Глава 76
Когда приехала Даша, я рассказывал ей про то, как хочу стать писателем и про огромные карие глаза. Она молчала и улыбалась. Потом мы катались всю ночь в ее машине по Москве. Когда наступило утро, мы сидели в машине возле ее дома и целовались. Она забралась на меня сверху и прижималась всем телом. Я безумно хотел ее трахнуть, но при этом чувствовал какое-то невероятное спокойствие, словно тысячу лет бродил по земле и наконец-то пришел домой. Мобильник звонил, приходили какие-то сообщения, но я на него не реагировал. Не хотелось знать ничего. Хотелось просто вот так сидеть и обнимать ее.
Она не пригласила меня домой. Я не настаивал. Было страшно что-нибудь испортить.
Через два дня Даша позвонила и сказала: «Приезжай».
Я приехал и больше от нее не уезжал. С того момента мне стало казаться, что я счастлив. Иногда я хотел разобраться, отчего именно, но ответа не находил. Может, от ее заботы. Она так чутко относилась ко всему, что меня тревожило. Стоило немного простудиться, Даша не отходила от меня ни на минуту, словно я смертельно больной.

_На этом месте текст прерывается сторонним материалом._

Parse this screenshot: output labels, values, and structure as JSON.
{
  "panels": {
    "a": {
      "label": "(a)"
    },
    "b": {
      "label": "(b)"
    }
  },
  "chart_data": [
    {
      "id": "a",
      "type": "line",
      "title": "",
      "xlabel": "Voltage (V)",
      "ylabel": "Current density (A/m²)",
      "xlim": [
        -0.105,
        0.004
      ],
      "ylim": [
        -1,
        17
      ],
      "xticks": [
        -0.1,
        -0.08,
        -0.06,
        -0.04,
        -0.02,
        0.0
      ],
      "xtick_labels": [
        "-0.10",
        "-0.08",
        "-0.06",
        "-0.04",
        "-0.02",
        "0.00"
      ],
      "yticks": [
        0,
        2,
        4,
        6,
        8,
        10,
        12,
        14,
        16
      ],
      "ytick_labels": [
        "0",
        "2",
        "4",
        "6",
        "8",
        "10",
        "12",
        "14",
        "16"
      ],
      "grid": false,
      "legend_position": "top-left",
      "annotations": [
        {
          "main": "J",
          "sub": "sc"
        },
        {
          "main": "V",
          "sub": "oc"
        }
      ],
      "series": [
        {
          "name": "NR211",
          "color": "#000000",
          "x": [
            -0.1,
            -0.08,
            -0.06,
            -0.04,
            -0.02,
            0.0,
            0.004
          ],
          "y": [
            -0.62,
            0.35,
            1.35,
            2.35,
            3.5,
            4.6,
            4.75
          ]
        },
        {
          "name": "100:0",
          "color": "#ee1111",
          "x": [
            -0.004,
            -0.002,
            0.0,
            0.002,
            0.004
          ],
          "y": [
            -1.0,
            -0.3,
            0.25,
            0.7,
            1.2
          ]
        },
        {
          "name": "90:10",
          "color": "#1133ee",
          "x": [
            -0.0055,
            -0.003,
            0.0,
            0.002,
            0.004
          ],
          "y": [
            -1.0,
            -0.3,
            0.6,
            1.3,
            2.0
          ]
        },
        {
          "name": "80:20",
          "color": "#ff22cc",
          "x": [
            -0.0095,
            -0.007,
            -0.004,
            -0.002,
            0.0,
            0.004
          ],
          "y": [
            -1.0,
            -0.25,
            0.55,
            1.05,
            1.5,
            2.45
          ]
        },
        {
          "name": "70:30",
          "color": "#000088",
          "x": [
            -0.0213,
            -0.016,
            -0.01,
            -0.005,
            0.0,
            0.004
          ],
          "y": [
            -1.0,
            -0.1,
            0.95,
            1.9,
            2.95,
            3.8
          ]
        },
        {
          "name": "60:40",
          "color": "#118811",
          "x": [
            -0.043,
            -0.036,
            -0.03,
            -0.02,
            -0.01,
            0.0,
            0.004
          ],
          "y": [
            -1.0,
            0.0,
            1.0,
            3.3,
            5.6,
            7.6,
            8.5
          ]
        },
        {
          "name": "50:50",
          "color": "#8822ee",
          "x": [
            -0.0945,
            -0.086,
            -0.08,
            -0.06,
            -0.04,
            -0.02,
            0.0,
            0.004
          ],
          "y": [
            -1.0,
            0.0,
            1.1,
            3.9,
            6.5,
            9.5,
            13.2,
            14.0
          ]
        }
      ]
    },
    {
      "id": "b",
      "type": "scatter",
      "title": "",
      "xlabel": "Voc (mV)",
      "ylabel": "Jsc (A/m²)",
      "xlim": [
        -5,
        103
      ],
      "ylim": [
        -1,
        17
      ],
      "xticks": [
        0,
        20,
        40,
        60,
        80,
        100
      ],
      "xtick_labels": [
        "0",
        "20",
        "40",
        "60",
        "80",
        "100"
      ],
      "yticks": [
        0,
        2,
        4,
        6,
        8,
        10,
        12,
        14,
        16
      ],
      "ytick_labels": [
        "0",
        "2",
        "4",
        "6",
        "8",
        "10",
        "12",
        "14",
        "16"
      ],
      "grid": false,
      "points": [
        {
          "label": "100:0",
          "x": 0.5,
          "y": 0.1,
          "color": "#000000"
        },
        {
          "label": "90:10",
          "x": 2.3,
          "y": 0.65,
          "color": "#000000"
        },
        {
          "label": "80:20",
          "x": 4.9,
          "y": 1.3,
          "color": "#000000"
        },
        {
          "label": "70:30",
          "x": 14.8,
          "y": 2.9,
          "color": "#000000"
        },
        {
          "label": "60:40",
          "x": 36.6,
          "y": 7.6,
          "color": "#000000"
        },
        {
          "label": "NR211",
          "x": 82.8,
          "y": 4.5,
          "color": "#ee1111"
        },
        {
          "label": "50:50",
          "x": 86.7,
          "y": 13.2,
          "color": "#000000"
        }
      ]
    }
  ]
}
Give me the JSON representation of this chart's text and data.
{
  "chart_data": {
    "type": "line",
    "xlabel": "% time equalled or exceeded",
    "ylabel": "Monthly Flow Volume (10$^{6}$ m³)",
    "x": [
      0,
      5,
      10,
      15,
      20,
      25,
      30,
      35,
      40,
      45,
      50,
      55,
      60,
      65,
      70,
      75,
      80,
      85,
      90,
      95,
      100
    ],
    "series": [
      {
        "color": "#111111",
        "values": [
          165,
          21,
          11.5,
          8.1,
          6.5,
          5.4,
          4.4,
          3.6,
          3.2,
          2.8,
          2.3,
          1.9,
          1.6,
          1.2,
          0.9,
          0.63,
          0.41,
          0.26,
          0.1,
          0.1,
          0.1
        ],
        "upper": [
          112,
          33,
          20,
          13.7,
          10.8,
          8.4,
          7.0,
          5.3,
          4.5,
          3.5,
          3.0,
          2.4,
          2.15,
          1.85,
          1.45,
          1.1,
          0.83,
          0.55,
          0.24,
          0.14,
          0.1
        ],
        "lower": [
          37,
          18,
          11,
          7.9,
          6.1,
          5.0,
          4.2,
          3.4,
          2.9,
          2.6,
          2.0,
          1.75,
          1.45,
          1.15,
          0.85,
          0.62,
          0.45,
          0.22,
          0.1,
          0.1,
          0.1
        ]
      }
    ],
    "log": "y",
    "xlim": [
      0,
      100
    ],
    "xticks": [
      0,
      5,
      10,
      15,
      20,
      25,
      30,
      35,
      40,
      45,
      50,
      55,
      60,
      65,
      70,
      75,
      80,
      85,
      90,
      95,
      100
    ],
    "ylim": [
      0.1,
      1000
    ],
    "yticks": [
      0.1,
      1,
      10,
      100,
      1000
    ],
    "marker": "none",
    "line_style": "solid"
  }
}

Поила чаем с малиной и лимоном, кормила какими-то таблетками, а потом сосала хуй. Все это в сочетании с ее красотой, такой красотой, что, когда идешь с ней по улице, невольно выпрямляется от гордости спина и расправляются плечи. Мне нравилось, как на нее смотрят другие мужчины, и от этого мне хотелось ее больше и больше.
Весной приехала Нелли. Она рассталась со своим парнем и перебралась домой в Москву.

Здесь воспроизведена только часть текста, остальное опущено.